I can send you modified version of Plugin with extra debug code I’ve added, but at this moment I will not be able to examine projects (I’m working for someone else right now).
In few minutes I will pack new plugin version and PM you a link, hopefully the changes solves the problem or help you identify what happened to your index “1” there.

Hmm, no difference. What is the extra debug code expected to do?

So the do-over has the same issue this time. Both occur with the ‘Equipping’ state and it happens following the success of the ‘FSM: Set State’ node going to “Equipping”. I can connect “Succeeded” to a loop printing everything from the STATE TMap (I exposed it to BP for debugging) and they all print fine then proceeds to crash (immediately) from the Update function.

Does the State name “Equipping” appears on the panel when you click the “Visualize FSM States” green button??
Also, this happens every time no matter where you call it from?!
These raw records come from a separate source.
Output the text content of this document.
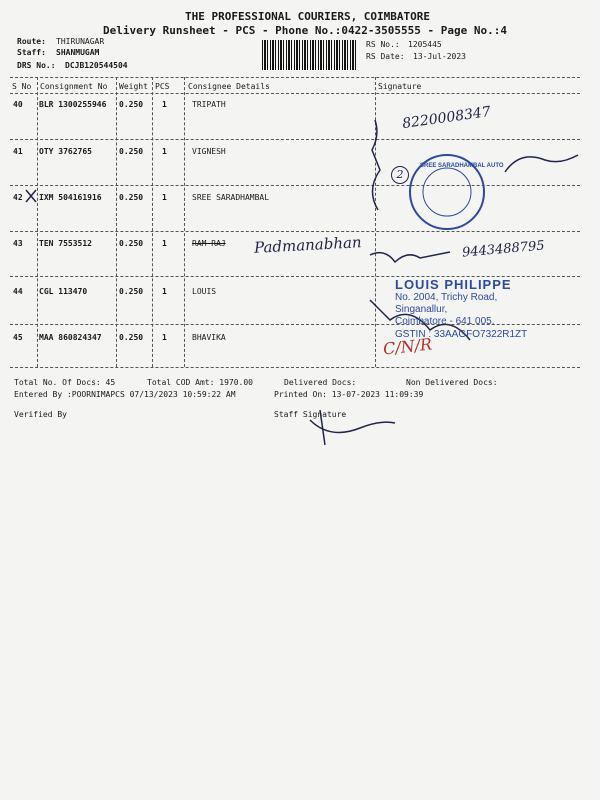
THE PROFESSIONAL COURIERS, COIMBATORE
Delivery Runsheet - PCS - Phone No.:0422-3505555 - Page No.:4
Route: THIRUNAGAR
Staff: SHANMUGAM
DRS No.: DCJB120544504
RS No.: 1205445
RS Date: 13-Jul-2023
S No Consignment No Weight PCS Consignee Details	Signature
40 BLR 1300255946 0.250 1	TRIPATH
41 OTY 3762765	0.250 1	VIGNESH
42 IXM 504161916 0.250 1	SREE SARADHAMBAL
43 TEN 7553512	0.250 1	RAM RAJ
44 CGL 113470	0.250 1	LOUIS
45 MAA 860824347 0.250 1	BHAVIKA
8220008347
Padmanabhan	9443488795
2
C/N/R
SREE SARADHAMBAL AUTO
LOUIS PHILIPPE
No. 2004, Trichy Road,
Singanallur,
Coimbatore - 641 005.
GSTIN : 33AAGFO7322R1ZT
Total No. Of Docs: 45	Total COD Amt: 1970.00	Delivered Docs:	Non Delivered Docs:
Entered By :POORNIMAPCS 07/13/2023 10:59:22 AM	Printed On: 13-07-2023 11:09:39
Verified By	Staff Signature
Btw, if you comment out the event causing the crash, would maybe fix this… but the problem is we both don’t know yet why this is happening in your project.
If you execute Broadcast of events within PostInitProperties when the Game World is invalid this kind of crash might happen, but in this case it’s unclear why that broadcast crashes there for you.

Sure does!

However, I’ve found more info. It only occurs when calling “Finish State”. The transition is specified (as you can also see in the visualizer).

It is not only “Equipping” that Finish State (and the exact logic shown) is used for - it’s used for several and works for all other states. However, if I tell it to ignore the “Equipping” state in the logic that calls Finish State and instead use the same logic with a Set State node in “On Update Equipping” it works fine (but only with a Set State node, if I use Finish State here it will also crash in the same place). Which means the Finish State node is somehow related to it.

Debugging “Finish State” shows that it calls SetState successfully. Passes the correct StateID to Enter(). Calls all the On Begin State delegates, meanwhile the STATE TMap is all still valid (no invalid Equipping state). Then the update tick crashes it.

https://i.imgur.com/id3aN0P.png

https://i.imgur.com/O7geLTR.png

Oooohhh ok…
Then the problem is possible to be your “(Mixed Flags)” values in there.

Clean up all “Rules” flags from all defaults links and please tell me if this problem still happens…
One of those Rules might have invalidated the State object by the time that event in Update is reach.

For some reason Unreal Engine is automatically applying first Rule value (create state)… It shouldn’t do that at all.
Flags should be clean by default.


The team who requested those flags aren’t even using them anymore, so I will probably just remove them to reduce complexity.

Thank you!! Removing the flags fixed it. I didn’t even take note of them :frowning: Definitely very destructive that they’re on by default and as you say, blueprints sometimes have weird defaults that you can’t seem to get rid of especially where structs are concerned.

Yeah, this is new…
Unreal Engine didn’t do this on earlier versions. by default the flags were simply (none).
Anyway I will just remove those flags, they were implemented before them async nodes existed. (they do the same thing anyway)

Thanks again for your wonderful support :slight_smile:

Hi, the code I had stopped working after the last update, the “Begin” function works, but the “Update” stopped working.

Any idea of what could have happened?